To get information about key presses and status changes of ThinkPad facilities,
tpb requires access to the RAM in the real-time clock of the system. The device
/dev/nvram provides access to this memory. Because misuse of this device could
result in a system damage, only trustworthy people should be able to access the
device. Thus the device should be open only to a specific group and all people
that should be able to use tpb should be added to this group. By default the
tpb package defines a group "nvram" and changes the permissions on /dev/nvram
to "0640". The only thing the administrator has to do is to add the trustworthy
people to the group "nvram" in /etc/groups. For owners of R series ThinkPads
the administrator needs to change the permissions on /dev/nvram to "0660" to
enable the usage of the OSS mixer in a different resolution than the default 15
steps.


Fonts and locales
-----------------

For full unicode, you need a lot of glyphs. Since many old fonts only include
glyphs for ASCII or ISO-8859-*, this is a major problem.
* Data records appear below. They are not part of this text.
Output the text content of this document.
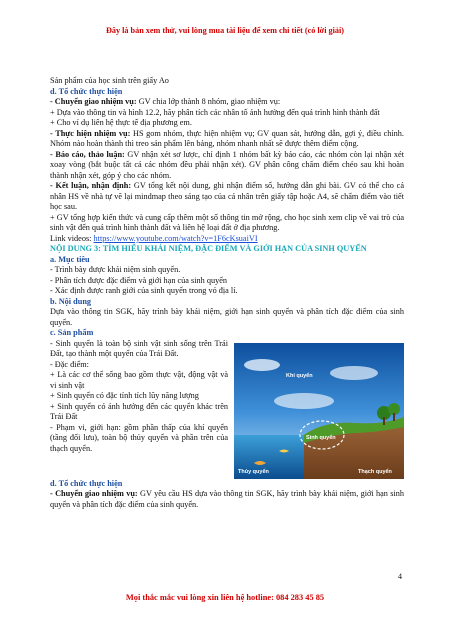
Đây là bản xem thử, vui lòng mua tài liệu để xem chi tiết (có lời giải)

Sản phẩm của học sinh trên giấy Ao

d. Tổ chức thực hiện

- Chuyển giao nhiệm vụ: GV chia lớp thành 8 nhóm, giao nhiệm vụ:

+ Dựa vào thông tin và hình 12.2, hãy phân tích các nhân tố ảnh hưởng đến quá trình hình thành đất

+ Cho ví dụ liên hệ thực tế địa phương em.

- Thực hiện nhiệm vụ: HS gom nhóm, thực hiện nhiệm vụ; GV quan sát, hướng dẫn, gợi ý, điều chỉnh. Nhóm nào hoàn thành thì treo sản phẩm lên bảng, nhóm nhanh nhất sẽ được thêm điểm cộng.

- Báo cáo, thảo luận: GV nhận xét sơ lược, chỉ định 1 nhóm bất kỳ báo cáo, các nhóm còn lại nhận xét xoay vòng (bắt buộc tất cả các nhóm đều phải nhận xét). GV phân công chấm điểm chéo sau khi hoàn thành nhận xét, góp ý cho các nhóm.

- Kết luận, nhận định: GV tổng kết nội dung, ghi nhận điểm số, hướng dẫn ghi bài. GV có thể cho cá nhân HS về nhà tự vẽ lại mindmap theo sáng tạo của cá nhân trên giấy tập hoặc A4, sẽ chấm điểm vào tiết học sau.

+ GV tổng hợp kiến thức và cung cấp thêm một số thông tin mở rộng, cho học sinh xem clip về vai trò của sinh vật đến quá trình hình thành đất và liên hệ loại đất ở địa phương.

Link videos: https://www.youtube.com/watch?v=1F6cKsuaiVI

NỘI DUNG 3: TÌM HIỂU KHÁI NIỆM, ĐẶC ĐIỂM VÀ GIỚI HẠN CỦA SINH QUYỂN

a. Mục tiêu

- Trình bày được khái niệm sinh quyển.

- Phân tích được đặc điểm và giới hạn của sinh quyển

- Xác định được ranh giới của sinh quyển trong vỏ địa lí.

b. Nội dung

Dựa vào thông tin SGK, hãy trình bày khái niệm, giới hạn sinh quyển và phân tích đặc điểm của sinh quyển.

c. Sản phẩm

- Sinh quyển là toàn bộ sinh vật sinh sống trên Trái Đất, tạo thành một quyển của Trái Đất.

- Đặc điểm:

+ Là các cơ thể sống bao gồm thực vật, động vật và vi sinh vật

+ Sinh quyển có đặc tính tích lũy năng lượng

+ Sinh quyển có ảnh hưởng đến các quyển khác trên Trái Đất

- Phạm vi, giới hạn: gồm phần thấp của khí quyển (tầng đối lưu), toàn bộ thủy quyển và phần trên của thạch quyển.

Khí quyển
Sinh quyển
Thủy quyển	Thạch quyển

d. Tổ chức thực hiện

- Chuyển giao nhiệm vụ: GV yêu cầu HS dựa vào thông tin SGK, hãy trình bày khái niệm, giới hạn sinh quyển và phân tích đặc điểm của sinh quyển.

4
Mọi thắc mắc vui lòng xin liên hệ hotline: 084 283 45 85
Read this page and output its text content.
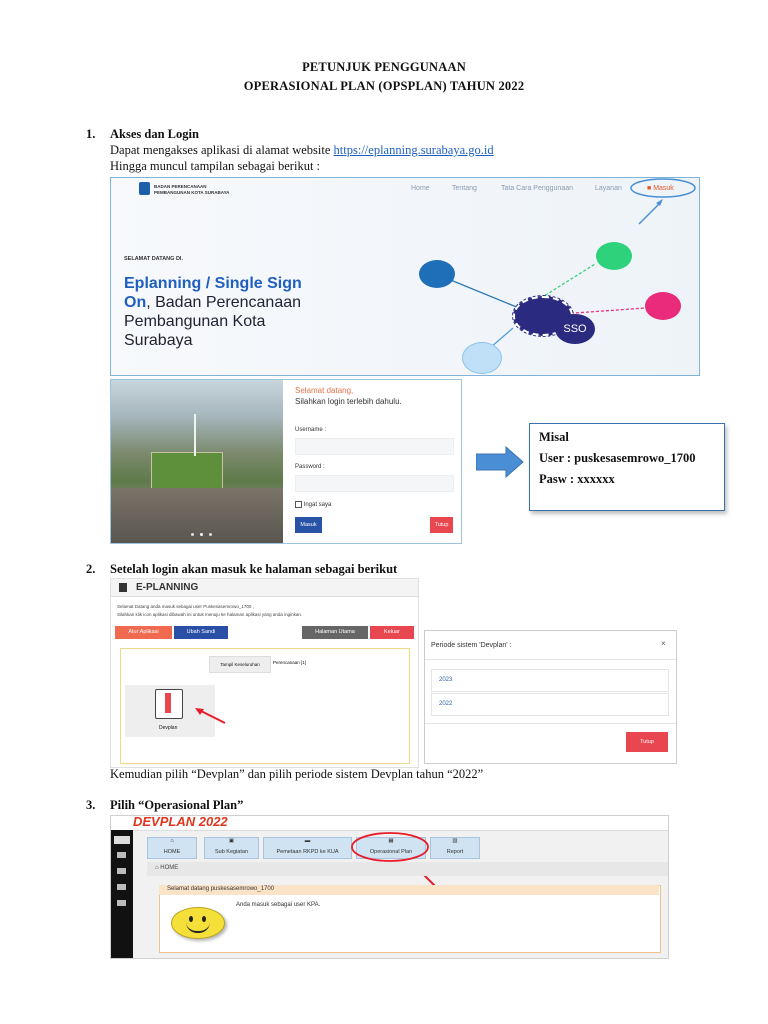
PETUNJUK PENGGUNAAN
OPERASIONAL PLAN (OPSPLAN) TAHUN 2022
1. Akses dan Login
Dapat mengakses aplikasi di alamat website https://eplanning.surabaya.go.id
Hingga muncul tampilan sebagai berikut :
BADAN PERENCANAAN
PEMBANGUNAN KOTA SURABAYA	Home	Tentang	Tata Cara Penggunaan	Layanan	■ Masuk
SSO
SELAMAT DATANG DI.
Eplanning / Single Sign
On, Badan Perencanaan
Pembangunan Kota
Surabaya
Selamat datang,
Silahkan login terlebih dahulu.
Username :
Password :
Ingat saya
Masuk	Tutup
Misal
User : puskesasemrowo_1700
Pasw : xxxxxx
2. Setelah login akan masuk ke halaman sebagai berikut
E-PLANNING
Selamat Datang anda masuk sebagai user Puskesasemrowo_1700 ,
Silahkan klik icon aplikasi dibawah ini untuk menuju ke halaman aplikasi yang anda inginkan.
Atur Aplikasi	Ubah Sandi	Halaman Utama	Keluar
Tampil Keseluruhan	Perencanaan [1]
Devplan
Periode sistem 'Devplan' :	×
2023
2022
Tutup
Kemudian pilih “Devplan” dan pilih periode sistem Devplan tahun “2022”
3. Pilih “Operasional Plan”
DEVPLAN 2022
⌂
HOME
▣
Sub Kegiatan
▬
Pemetaan RKPD ke KUA
▦
Operasional Plan
▧
Report
⌂ HOME
Selamat datang puskesasemrowo_1700
Anda masuk sebagai user KPA.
X11 does therefor use
multiple fonts to combine them to a FontSet. Most of the time you needn't have
a full set of all unicode glyphs, but only use a small subset. This subset
depends on your locale setting, which specified which glyphs must be available
for a FontSet to be complete.

Therefor you should use wildcards in your font-specification, else X11 might
not be able to find all required glyphs and doesn't create a font at all. It's
a good idea to install additional fonts with other encodings, for example, the
xfonts-{75dpi,100dpi,base}-transcoded are a good idea.

If it still doesn't work, try to revert back to an non-UTF8 (LANG=de_DE)
encoding or use good old ASCII (LANG=C).